To be fair, my complaints about scripting capabilities may be partly moot because I have only used vanilla Windows batch files, and have not looked at all into Windows PowerShell, which is a new-generation scripting tool. The examples are fairly impressive. The language has a nice look and is clearly powerful, but also looks somewhat complicated which keeps me away until I find a good reason to learn it.

Initially I missed workspaces. The one app I found that was supposed to emulate workspaces would take several seconds to switch the workspace, so it was completely unusable. I learned to do without them rather quickly though. Actually I'm starting to think that using many workspaces is a sign that you are doing too many things at once and also they are an invitation to distraction (how many of you have a "blog reader" workspace right aside your "work" workspace, ready at your fingertips at a moment's notice?). Workspaces do have one killer feature: you can jump directly to a given workspace instead of cycling through windows. This is very useful when working with more than two apps, in which case without workspaces you are forced to think about the morphing Alt-Tab queue when switching windows.
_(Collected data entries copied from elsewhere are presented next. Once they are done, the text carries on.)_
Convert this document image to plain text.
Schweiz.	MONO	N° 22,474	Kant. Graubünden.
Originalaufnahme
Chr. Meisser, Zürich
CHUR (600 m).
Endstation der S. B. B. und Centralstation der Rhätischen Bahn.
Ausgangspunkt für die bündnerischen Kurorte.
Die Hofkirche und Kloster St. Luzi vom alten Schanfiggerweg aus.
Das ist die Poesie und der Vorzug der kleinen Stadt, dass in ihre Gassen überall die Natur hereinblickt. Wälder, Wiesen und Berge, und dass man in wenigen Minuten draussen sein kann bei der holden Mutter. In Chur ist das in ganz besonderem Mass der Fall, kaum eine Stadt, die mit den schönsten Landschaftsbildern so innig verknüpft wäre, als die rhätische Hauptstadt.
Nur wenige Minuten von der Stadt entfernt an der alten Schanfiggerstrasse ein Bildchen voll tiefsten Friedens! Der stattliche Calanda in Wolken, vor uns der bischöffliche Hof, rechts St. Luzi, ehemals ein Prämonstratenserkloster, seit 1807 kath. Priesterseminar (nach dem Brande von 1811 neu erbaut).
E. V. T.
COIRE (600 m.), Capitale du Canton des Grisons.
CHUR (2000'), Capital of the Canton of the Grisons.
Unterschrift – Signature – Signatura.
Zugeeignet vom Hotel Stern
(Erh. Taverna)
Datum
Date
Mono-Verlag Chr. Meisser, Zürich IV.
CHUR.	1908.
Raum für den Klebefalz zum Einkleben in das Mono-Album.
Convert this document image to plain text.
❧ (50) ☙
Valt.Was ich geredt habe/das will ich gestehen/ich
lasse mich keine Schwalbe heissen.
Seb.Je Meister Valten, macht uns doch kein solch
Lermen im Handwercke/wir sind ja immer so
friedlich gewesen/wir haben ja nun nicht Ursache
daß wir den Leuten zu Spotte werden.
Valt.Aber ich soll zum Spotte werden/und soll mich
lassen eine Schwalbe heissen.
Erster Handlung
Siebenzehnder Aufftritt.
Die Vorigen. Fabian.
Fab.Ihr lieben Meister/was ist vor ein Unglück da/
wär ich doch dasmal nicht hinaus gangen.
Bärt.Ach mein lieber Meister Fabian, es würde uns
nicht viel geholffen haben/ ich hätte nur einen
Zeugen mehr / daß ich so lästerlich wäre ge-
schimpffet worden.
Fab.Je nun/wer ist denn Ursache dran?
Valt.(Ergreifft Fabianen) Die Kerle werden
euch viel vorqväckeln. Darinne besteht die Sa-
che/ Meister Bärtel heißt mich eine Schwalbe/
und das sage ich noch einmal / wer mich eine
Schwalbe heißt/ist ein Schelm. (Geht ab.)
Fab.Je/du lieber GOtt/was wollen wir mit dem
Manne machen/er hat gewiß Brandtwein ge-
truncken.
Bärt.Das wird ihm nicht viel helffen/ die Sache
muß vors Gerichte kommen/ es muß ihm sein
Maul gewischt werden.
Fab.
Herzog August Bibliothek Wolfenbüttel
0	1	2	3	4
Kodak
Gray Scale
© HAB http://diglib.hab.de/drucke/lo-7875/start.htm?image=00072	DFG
Speaking about UI generations, I much prefer the ribbon toolbars of the new Office. The still-prevalent toolbars with zillions of old-style 32x32 (or 16x16) toolbar icons are really ugly. Typically only a few of the toolbar buttons are actually useful, and they make the user interface unnecessarily cramped and busy. The move to fewer and larger toolbar buttons is definitely on the right track.

The explorer context menus also tend to grow crazy long. Every app wants to get in there, and in the end you have a context menu that takes up half a screen vertically. Needless to say, most of those items are not used much. Sure, you can opt out during app installation, but at that time it is difficult to say how useful the context menu item will be, and there's no easy way (i.e. easier than just ignoring the cruft) to remove the entries afterwards.

In my coming posts I will cover package management and application development on Windows.